Submitted by: Aadel Al-Jadda (US), University of Rochester

Summary: The concept is a cross university exercise between second year MBA students hiring, managing, and firing first year MBA students at another university all through telecommunication. As globalization has lead to furious communication and collaboration amongst companies and cohorts, manager must understand and experience the limitations and differences telecommuting creates.

Full Description: Externship, let me explain. The concept is a cross university exercise between second year MBA students hiring, managing, and firing first year MBA students at another university all through telecommunication. Nearly 3 million people in the U.S. consider home their primary workplace and nearly 25 million people telecommute at least one day a week [1]. That doesn’t include the 15 million road warriors and 20 million home based part-times [1]. Nor does it include the rise of outsourcing, subcontracting, and consulting that companies have utilized to minimize overhead. Telecommuting has growing at an annual rate of 15% since 1996 [2] and the trend doesn’t seem to be slowing down. While this trend cuts down on traffic congestion and business travel, it does add a twist to the manager’s responsibility to plan, coordinate, and execute with resources from afar.

As businesses expand and contract across the globe, the branched and subsidiaried corporate world seems to become more and more common. Globalization has lead to furious communication and collaboration amongst companies and cohorts far faster than any jet can fly. More and more today’s business commuters are armed with a webcam and speaker phone rather than a toiletry bag and miles card.
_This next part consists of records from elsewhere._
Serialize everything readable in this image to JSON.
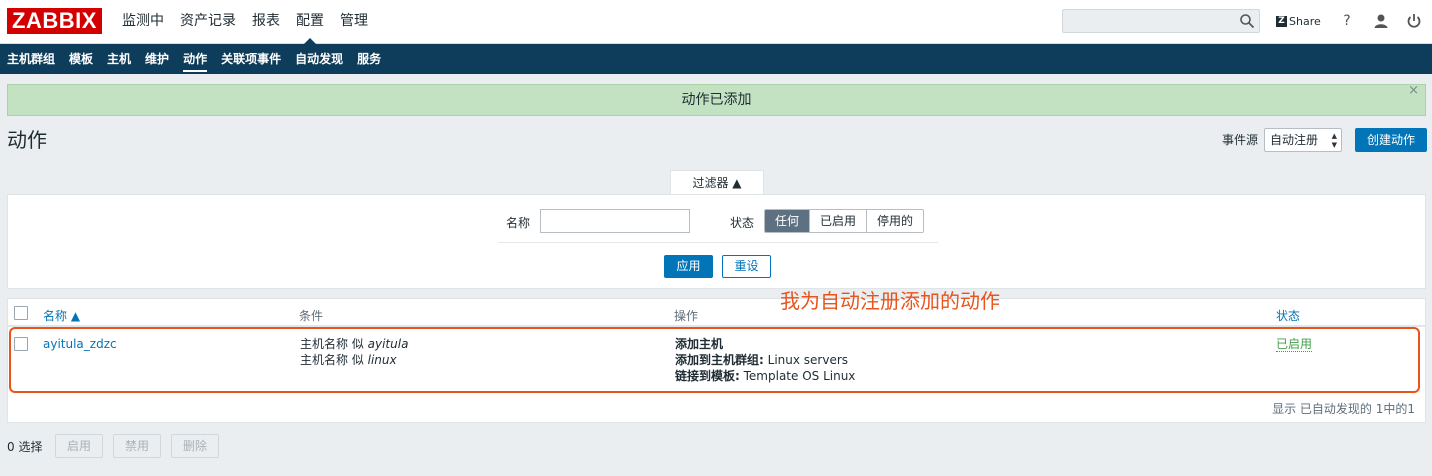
{
  "header": {
    "logo_text": "ZABBIX",
    "menu": [
      "监测中",
      "资产记录",
      "报表",
      "配置",
      "管理"
    ],
    "selected_menu_index": 3,
    "share_label": "Share",
    "share_badge": "Z",
    "help_glyph": "?"
  },
  "subnav": {
    "items": [
      "主机群组",
      "模板",
      "主机",
      "维护",
      "动作",
      "关联项事件",
      "自动发现",
      "服务"
    ],
    "selected_index": 4
  },
  "message": {
    "text": "动作已添加",
    "close_glyph": "×"
  },
  "page": {
    "title": "动作",
    "event_source_label": "事件源",
    "event_source_value": "自动注册",
    "create_button": "创建动作"
  },
  "filter": {
    "tab_label": "过滤器 ▲",
    "name_label": "名称",
    "name_value": "",
    "status_label": "状态",
    "status_options": [
      "任何",
      "已启用",
      "停用的"
    ],
    "status_selected": 0,
    "apply_button": "应用",
    "reset_button": "重设"
  },
  "table": {
    "headers": {
      "name": "名称 ▲",
      "conditions": "条件",
      "operations": "操作",
      "status": "状态"
    },
    "rows": [
      {
        "name": "ayitula_zdzc",
        "cond1_prefix": "主机名称 似 ",
        "cond1_value": "ayitula",
        "cond2_prefix": "主机名称 似 ",
        "cond2_value": "linux",
        "op1": "添加主机",
        "op2_label": "添加到主机群组:",
        "op2_value": " Linux servers",
        "op3_label": "链接到模板:",
        "op3_value": " Template OS Linux",
        "status": "已启用"
      }
    ],
    "footer": "显示 已自动发现的 1中的1"
  },
  "annotation": {
    "text": "我为自动注册添加的动作",
    "color": "#e9531c"
  },
  "bottom": {
    "selected_count": "0 选择",
    "enable_button": "启用",
    "disable_button": "禁用",
    "delete_button": "删除"
  },
  "colors": {
    "brand_red": "#d40000",
    "nav_blue": "#0e3c5b",
    "accent_blue": "#0275b8",
    "success_green": "#429e47"
  }
}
While much is gained in the remote revolution in the interest of efficacy, there is also the potential void between managers and their employees that can be as little as the phone pressed to the ear or as great as miles between.
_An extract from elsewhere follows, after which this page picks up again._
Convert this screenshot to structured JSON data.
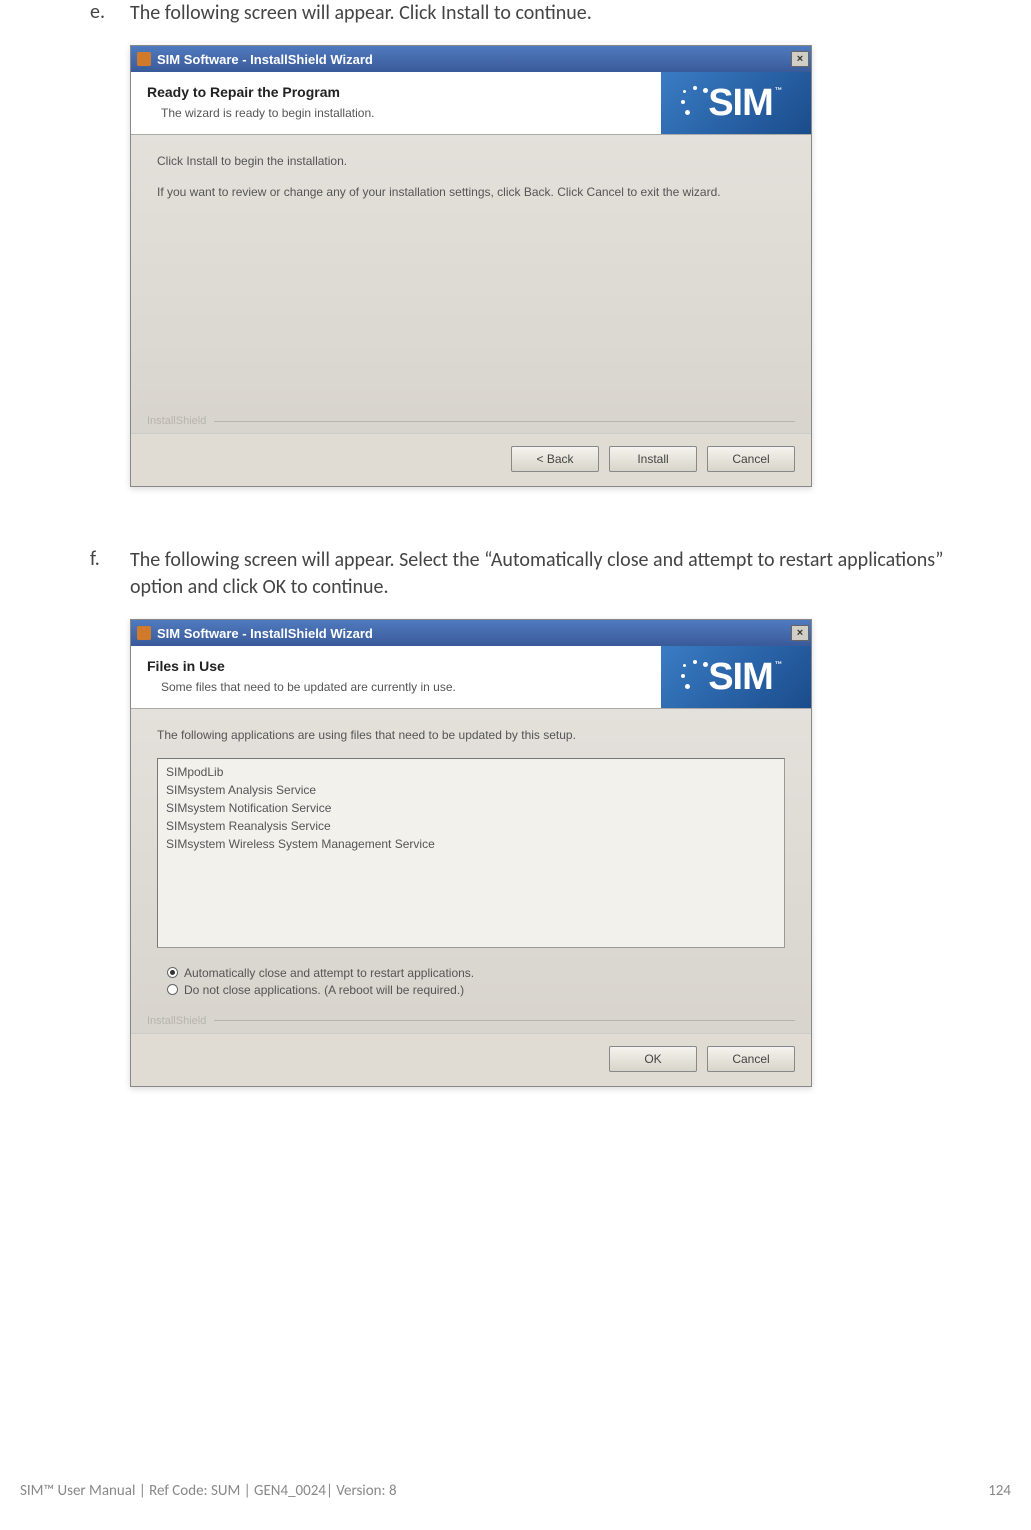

The core concept of the Externship is to allow students to become comfortable with communicating, managing and being managed entirely through digital means. Multiple small groups of second year students will interview a number of the first year students and select a few based on the information they are able to gather. They will then give their chosen “employees” a deliverable, review that deliverable, provide feedback, review the final deliverable and select their best performer. The depth and length of the exercise is up to the universities; it could be a week, a month, or a semester. The key to this exercise is the feedback given at the end for both sides of the monitor.  Understanding the limits and differences telecommuting creates will go a long way for future managers and business executives.